Le Regroupement québécois des Centres d’aide et de lutte contre les agressions à caractère sexuel (RQCALACS) souligne, le vendredi 16 septembre 2016, la 35e Journée d’action contre la violence sexuelle faite aux femmes sous le thème : On vous croit. Nous savons que le dévoilement constitue un obstacle difficile pour les victimes. Nous devons leur offrir des choix, un soutien adéquat, une écoute attentive, selon leurs besoins et leur rythme, pour les aider à reprendre du pouvoir sur leur vie.
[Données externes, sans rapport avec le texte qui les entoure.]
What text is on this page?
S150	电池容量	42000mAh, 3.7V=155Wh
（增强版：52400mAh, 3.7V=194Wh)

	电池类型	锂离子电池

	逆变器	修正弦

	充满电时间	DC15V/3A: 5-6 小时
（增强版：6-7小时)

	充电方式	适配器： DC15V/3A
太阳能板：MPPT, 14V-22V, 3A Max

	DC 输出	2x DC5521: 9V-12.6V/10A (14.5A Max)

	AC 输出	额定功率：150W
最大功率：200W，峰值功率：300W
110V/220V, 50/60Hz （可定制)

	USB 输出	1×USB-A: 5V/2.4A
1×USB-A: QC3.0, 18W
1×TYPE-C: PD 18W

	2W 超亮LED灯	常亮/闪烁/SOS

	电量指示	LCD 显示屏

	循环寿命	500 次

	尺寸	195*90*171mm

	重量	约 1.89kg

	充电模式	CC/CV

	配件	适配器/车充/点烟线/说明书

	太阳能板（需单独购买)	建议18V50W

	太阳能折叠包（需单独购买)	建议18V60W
Dans les CALACS, 75% des demandes d’aide sont liées à l’inceste ou à des agressions commises pendant l’enfance ou l’adolescence. 91% des agresseurs sont connus des victimes. 50% des victimes attendent plus de 13 ans avant de demander de l’aide en raison de la honte, de la peur et de la culpabilité. Pour leur venir en aide, il faut d’abord les croire lors d’un dévoilement. Le thème de cette année poursuit la campagne lancée en 2015 avec le #OnVousCroit. Nous avons développé 12 attitudes aidantes pour guider l’aide et le soutien à leur offrir. En cette journée de solidarité, nous pensons tout particulièrement aux femmes autochtones qui élèvent leurs voix contre la violence envers leur sœurs mais également aux femmes qui vivent différents contextes de vulnérabilités accentuant les risques d’agressions sexuelles que ce soit en raison d’un statut d’immigration précaire ou d’une situation de handicap ou des préjugés face à leur appartenance culturelle ou à leur orientation sexuelle. La Journée d’action contre la violence sexuelle du 16 septembre 2016, est un des moyens que nous avons choisi pour sensibiliser le public sur la problématique des agressions sexuelles. Divers évènements sont organisés partout au Québec.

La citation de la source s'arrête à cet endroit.